Strongly reversible classes in $\mathrm{SL}(n,\mathbb{C})$
Krishnendu Gongopadhyay, Tejbir Lohan, Chandan Maity
TL;DR
The work delivers a complete classification of strongly reversible elements in ${$\mathrm{SL}}(n,\mathbb{C})$ by combining Jordan and Weyr form analyses with reversing symmetry groups. It shows that an element $A$ reversible in ${$\mathrm{SL}}(n,\mathbb{C})$ is strongly reversible iff either a block $\mathrm{J}(\mu,2r+1)$ with $\mu\in\{-1,+1\}$ exists or the parity condition on block counts $s+t$ is even, where $s$ counts blocks ${\mathrm{J}}(\mu,4k+2)$ and $t$ counts pairs ${\mathrm{J}}(\lambda,2m+1),{\mathrm{J}}(\lambda^{-1},2m+1)$. The paper also treats semisimple and unipotent cases, provides explicit reversers via matrices like $\Omega(\lambda,n)$ and Weyr-based constructions, and highlights the role of centralizers in GL and SL contexts.
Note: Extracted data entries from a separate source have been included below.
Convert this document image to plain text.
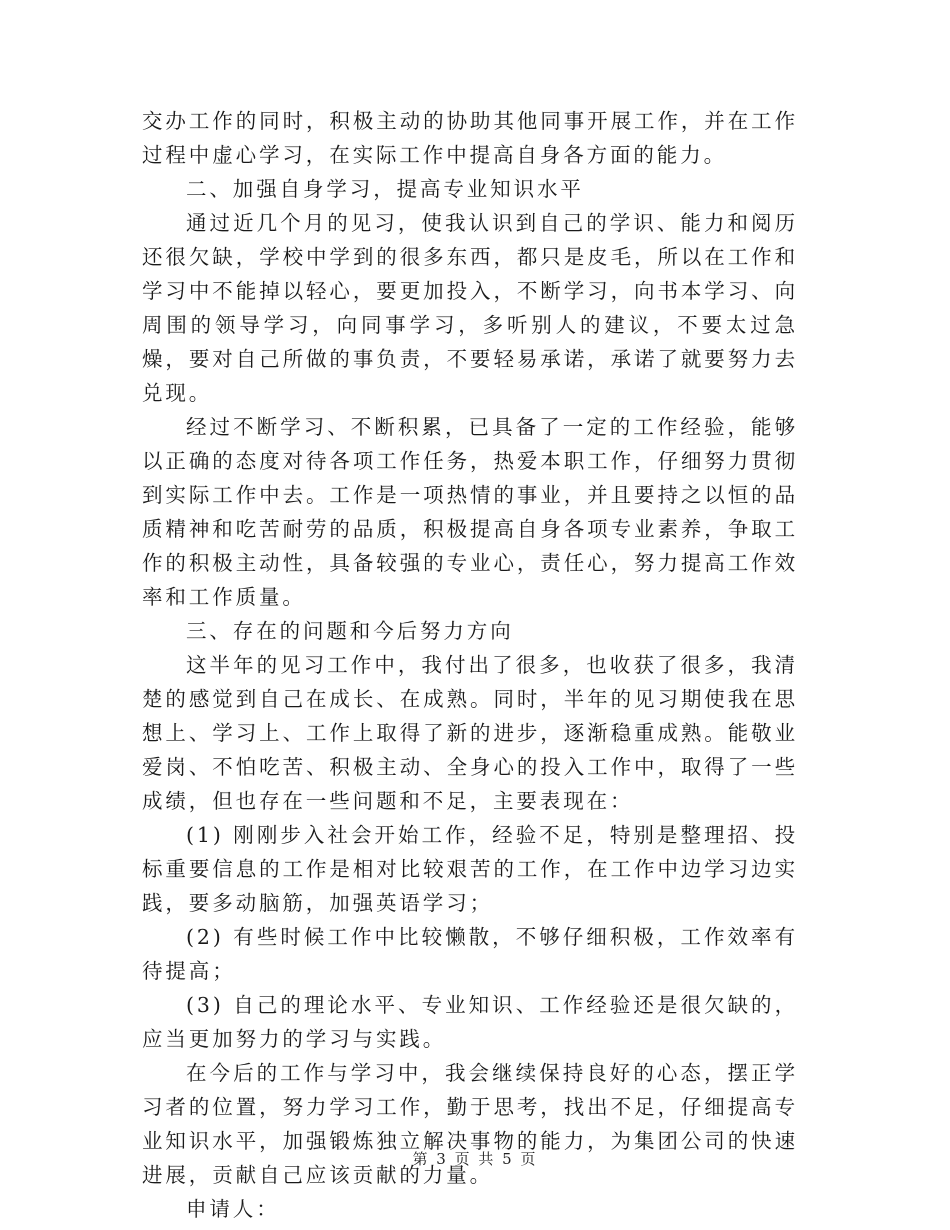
交办工作的同时，积极主动的协助其他同事开展工作，并在工作过程中虚心学习，在实际工作中提高自身各方面的能力。

二、加强自身学习，提高专业知识水平

通过近几个月的见习，使我认识到自己的学识、能力和阅历还很欠缺，学校中学到的很多东西，都只是皮毛，所以在工作和学习中不能掉以轻心，要更加投入，不断学习，向书本学习、向周围的领导学习，向同事学习，多听别人的建议，不要太过急燥，要对自己所做的事负责，不要轻易承诺，承诺了就要努力去兑现。

经过不断学习、不断积累，已具备了一定的工作经验，能够以正确的态度对待各项工作任务，热爱本职工作，仔细努力贯彻到实际工作中去。工作是一项热情的事业，并且要持之以恒的品质精神和吃苦耐劳的品质，积极提高自身各项专业素养，争取工作的积极主动性，具备较强的专业心，责任心，努力提高工作效率和工作质量。

三、存在的问题和今后努力方向

这半年的见习工作中，我付出了很多，也收获了很多，我清楚的感觉到自己在成长、在成熟。同时，半年的见习期使我在思想上、学习上、工作上取得了新的进步，逐渐稳重成熟。能敬业爱岗、不怕吃苦、积极主动、全身心的投入工作中，取得了一些成绩，但也存在一些问题和不足，主要表现在：

(1) 刚刚步入社会开始工作，经验不足，特别是整理招、投标重要信息的工作是相对比较艰苦的工作，在工作中边学习边实践，要多动脑筋，加强英语学习；

(2) 有些时候工作中比较懒散，不够仔细积极，工作效率有待提高；

(3) 自己的理论水平、专业知识、工作经验还是很欠缺的，应当更加努力的学习与实践。

在今后的工作与学习中，我会继续保持良好的心态，摆正学习者的位置，努力学习工作，勤于思考，找出不足，仔细提高专业知识水平，加强锻炼独立解决事物的能力，为集团公司的快速进展，贡献自己应该贡献的力量。

申请人：

第 3 页 共 5 页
The results extend prior partial classifications and offer a concrete framework for determining strong reversibility in algebraically closed fields of characteristic not 2, with potential extensions to related affine groups. Overall, the paper delivers a precise, constructive criterion for strong reversibility in ${$\mathrm{SL}}(n,\mathbb{C})$ and advances understanding of reversing symmetry structures in linear groups.
Abstract
An element of a group is called $\textit{strongly reversible}$ or $\textit{strongly real}$ if it can be expressed as a product of two involutions. We provide necessary and sufficient conditions for an element of $\mathrm{SL}(n,\mathbb{C})$ to be a product of two involutions. In particular, we classify the strongly reversible conjugacy classes in $\mathrm{SL}(n,\mathbb{C})$.